Il monitoraggio della calcemia e della calciuria è importante per i pazienti che assumono in concomitanza glicosidi cardiaci o diuretici. In caso di ipercalciuria o insufficienza renale, la dose deve essere ridotta o si deve interrompere il trattamento.

Per evitare il sovradosaggio, deve essere presa in considerazione la dose totale di vitamina D in caso di associazione con trattamenti contenenti vitamina D, alimenti addizionati con vitamina D o in caso venga utilizzato latte arricchito con vitamina D.
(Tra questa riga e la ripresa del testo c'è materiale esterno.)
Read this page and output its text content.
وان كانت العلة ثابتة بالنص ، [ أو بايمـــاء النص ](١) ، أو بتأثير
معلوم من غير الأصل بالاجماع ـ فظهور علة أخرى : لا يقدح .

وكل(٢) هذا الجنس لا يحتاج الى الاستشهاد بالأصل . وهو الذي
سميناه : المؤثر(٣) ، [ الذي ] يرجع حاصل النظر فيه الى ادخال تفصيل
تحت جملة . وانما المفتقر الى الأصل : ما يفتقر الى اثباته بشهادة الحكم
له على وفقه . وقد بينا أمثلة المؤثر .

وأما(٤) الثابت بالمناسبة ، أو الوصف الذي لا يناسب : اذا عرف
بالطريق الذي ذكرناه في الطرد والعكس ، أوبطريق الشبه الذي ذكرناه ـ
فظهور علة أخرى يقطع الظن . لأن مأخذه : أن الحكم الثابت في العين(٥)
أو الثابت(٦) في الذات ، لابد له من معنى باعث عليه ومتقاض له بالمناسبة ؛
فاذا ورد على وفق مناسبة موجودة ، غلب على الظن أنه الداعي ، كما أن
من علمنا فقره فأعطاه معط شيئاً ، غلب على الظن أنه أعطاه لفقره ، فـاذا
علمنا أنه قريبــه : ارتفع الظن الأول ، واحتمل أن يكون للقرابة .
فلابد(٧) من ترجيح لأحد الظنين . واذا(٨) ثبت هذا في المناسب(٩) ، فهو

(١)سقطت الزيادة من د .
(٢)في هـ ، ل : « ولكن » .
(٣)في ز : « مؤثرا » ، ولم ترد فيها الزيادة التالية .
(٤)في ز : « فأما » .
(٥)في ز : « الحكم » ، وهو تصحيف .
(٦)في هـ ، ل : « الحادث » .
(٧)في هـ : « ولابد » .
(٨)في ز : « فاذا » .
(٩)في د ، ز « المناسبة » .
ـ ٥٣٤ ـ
Un aumento della dose rispetto a quanto indicato può essere necessario nei seguenti casi:

soggetti in trattamento con anticonvulsivanti e barbiturici (vedere paragrafo 4.5); soggetti in trattamento con terapie corticosteroidee (vedere paragrafo 4.5); soggetti in trattamento con agenti ipolipidemizzanti come colestipolo, colestiramina e orlistat (vedere paragrafo 4.5); soggetti in trattamento con antiacidi a base di alluminio (vedere paragrafo 4.5); soggetti obesi (vedere paragrafo 5.2); patologie digestive (malassorbimento intestinale, mucoviscidosi o fibrosi cistica);

insufficienza epatica.

Il prodotto deve essere prescritto con cautela nei pazienti affetti da sarcoidosi a causa del possibile aumento del metabolismo della vitamina D nella sua forma attiva. I livelli di calcio nel plasma e nelle urine devono essere monitorati in questi pazienti.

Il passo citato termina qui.